No tendrás otro escudo que la fuerza de la Esperanza y la Libertad de los hijos de Dios; ni usarás otros guantes que no sean el servicio del Amor ».

Tarjeta de recuerdo original entregada a los presentes en la Ordenación Episcopal de Casaldáliga, en el río Araguaia, el 23 de octubre de 1971.

La primera denuncia mundial sobre la situación de la Amazonía

En septiembre de 1970, Casaldáliga ya había escrito la primera denuncia sobre la situación de esclavitud en la que se encontraban la mayoría de los trabajadores agrícolas de la región: en “verdaderos campos de concentración”.

Sin embargo, el mismo día de su consagración episcopal, publicó, clandestinamente, un documento-denuncia que es, todavía hoy, “uno de los más importantes en la historia de Brasil”.

El informe consta de más de 30 páginas con datos estadísticos, referencias y análisis que denuncian la gravedad de la situación amazónica. El documento citaba abiertamente nombres de compañías, propietarios y gerentes; informaba sobre casos concretos de violencia y de vulneración de derechos y hacía posible que Brasil supiera, por primera vez, que en la distante Amazonía había trabajo esclavo, explotación y asesinatos por “causa de la tierra”.

La noche del día en que firmé el documento, era noche de “luz de luna”, salí a ver la gran luna, respiré el aire más fresco y me ofrecí al Señor.
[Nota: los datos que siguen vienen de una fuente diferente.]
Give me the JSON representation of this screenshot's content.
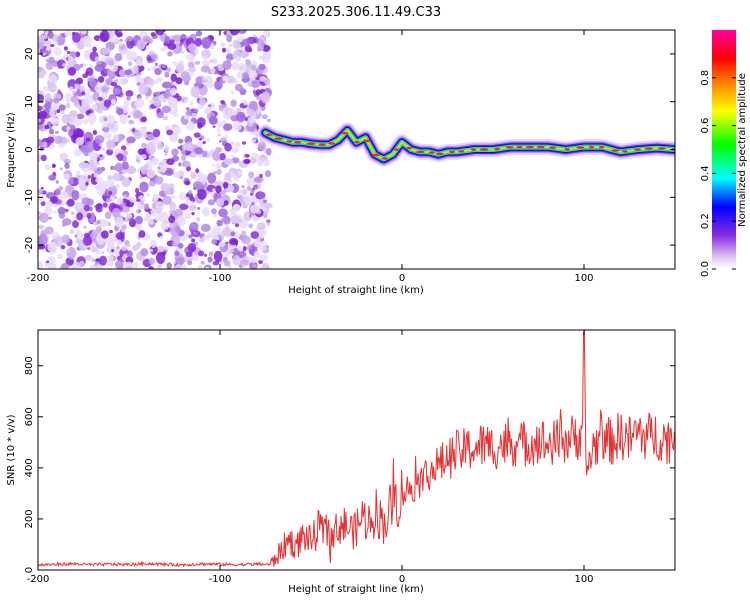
{
  "title": "S233.2025.306.11.49.C33",
  "chart_data": [
    {
      "type": "heatmap",
      "panel": "spectrogram",
      "xlabel": "Height of straight line (km)",
      "ylabel": "Frequency (Hz)",
      "xlim": [
        -200,
        150
      ],
      "ylim": [
        -25,
        25
      ],
      "xticks": [
        -200,
        -100,
        0,
        100
      ],
      "xtick_labels": [
        "-200",
        "-100",
        "0",
        "100"
      ],
      "yticks": [
        -20,
        -10,
        0,
        10,
        20
      ],
      "ytick_labels": [
        "-20",
        "-10",
        "0",
        "10",
        "20"
      ],
      "noise_region_x": [
        -200,
        -75
      ],
      "signal_trace": {
        "x": [
          -75,
          -70,
          -65,
          -60,
          -55,
          -50,
          -45,
          -40,
          -35,
          -30,
          -25,
          -20,
          -15,
          -10,
          -5,
          0,
          5,
          10,
          15,
          20,
          25,
          30,
          40,
          50,
          60,
          70,
          80,
          90,
          100,
          110,
          120,
          130,
          140,
          150
        ],
        "y": [
          3.5,
          2.5,
          2,
          1.5,
          1.5,
          1.2,
          1,
          1,
          2,
          4,
          1.5,
          2.5,
          -1,
          -2,
          -1,
          1.5,
          0,
          -0.5,
          -0.5,
          -1,
          -0.5,
          -0.5,
          0,
          0,
          0.5,
          0.5,
          0.5,
          0,
          0.5,
          0.5,
          -0.5,
          0,
          0.3,
          0
        ]
      },
      "colorbar": {
        "label": "Normalized spectral amplitude",
        "range": [
          0,
          1
        ],
        "ticks": [
          0.0,
          0.2,
          0.4,
          0.6,
          0.8
        ],
        "tick_labels": [
          "0.0",
          "0.2",
          "0.4",
          "0.6",
          "0.8"
        ],
        "colors": [
          "#ffffff",
          "#dcc6f0",
          "#8a2be2",
          "#0000ff",
          "#00ffff",
          "#00ff00",
          "#ffff00",
          "#ff8000",
          "#ff0000",
          "#ff00a0"
        ]
      }
    },
    {
      "type": "line",
      "panel": "snr",
      "xlabel": "Height of straight line (km)",
      "ylabel": "SNR (10 * v/v)",
      "xlim": [
        -200,
        150
      ],
      "ylim": [
        0,
        940
      ],
      "xticks": [
        -200,
        -100,
        0,
        100
      ],
      "xtick_labels": [
        "-200",
        "-100",
        "0",
        "100"
      ],
      "yticks": [
        0,
        200,
        400,
        600,
        800
      ],
      "ytick_labels": [
        "0",
        "200",
        "400",
        "600",
        "800"
      ],
      "color": "#e83030",
      "series": [
        {
          "name": "SNR",
          "x": [
            -200,
            -190,
            -180,
            -170,
            -160,
            -150,
            -140,
            -130,
            -120,
            -110,
            -100,
            -90,
            -80,
            -72,
            -66,
            -62,
            -58,
            -54,
            -50,
            -46,
            -42,
            -38,
            -34,
            -30,
            -26,
            -22,
            -18,
            -14,
            -10,
            -6,
            -2,
            2,
            6,
            10,
            14,
            18,
            22,
            26,
            30,
            35,
            40,
            45,
            50,
            55,
            60,
            65,
            70,
            75,
            80,
            85,
            90,
            95,
            99,
            100,
            101,
            105,
            110,
            115,
            120,
            125,
            130,
            135,
            140,
            145,
            150
          ],
          "y": [
            20,
            22,
            24,
            20,
            23,
            21,
            25,
            22,
            20,
            24,
            22,
            21,
            23,
            22,
            80,
            120,
            90,
            140,
            110,
            160,
            150,
            130,
            180,
            170,
            150,
            210,
            190,
            230,
            180,
            250,
            280,
            310,
            330,
            350,
            380,
            400,
            420,
            440,
            460,
            470,
            480,
            490,
            480,
            490,
            500,
            490,
            500,
            510,
            490,
            500,
            510,
            520,
            540,
            930,
            380,
            480,
            520,
            500,
            530,
            510,
            540,
            520,
            530,
            510,
            520
          ]
        }
      ]
    }
  ]
}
Entonces sentí que con el documento también podría haber firmado mi propia pena de muerte; Al menos acababa de firmar un desafío.

De hecho, unos días después comenzó a llegar la advertencia de uno de los terratenientes y buscadores de tierras más grandes de Brasil, tantas veces más tarde repetida por muchos otros terratenientes, voces eclesiásticas, “amigos”: se suponía que no debía entrar en estos problemas porque podría acusarme de ser subversivo; de hecho, la policía federal nos estaba controlando; el delegado adjunto de Sao Felix era un agente; los granjeros me demandarían; etc.

Pedro Casaldáliga

Yo creo en la justicia y la esperanza, 1975.

El documento fue publicado en la mayoría de medios de comuncación brasileños y suscitó la airada reacción del gobierno militar. 

No había vuelta atrás: la Prelatura de San Félix de Araguaia y su Obispo recién consagrado, optaban radicalmente por los pobres y se oponían a los grandes propietarios. En cada gesto, en cada palabra y en cada documento.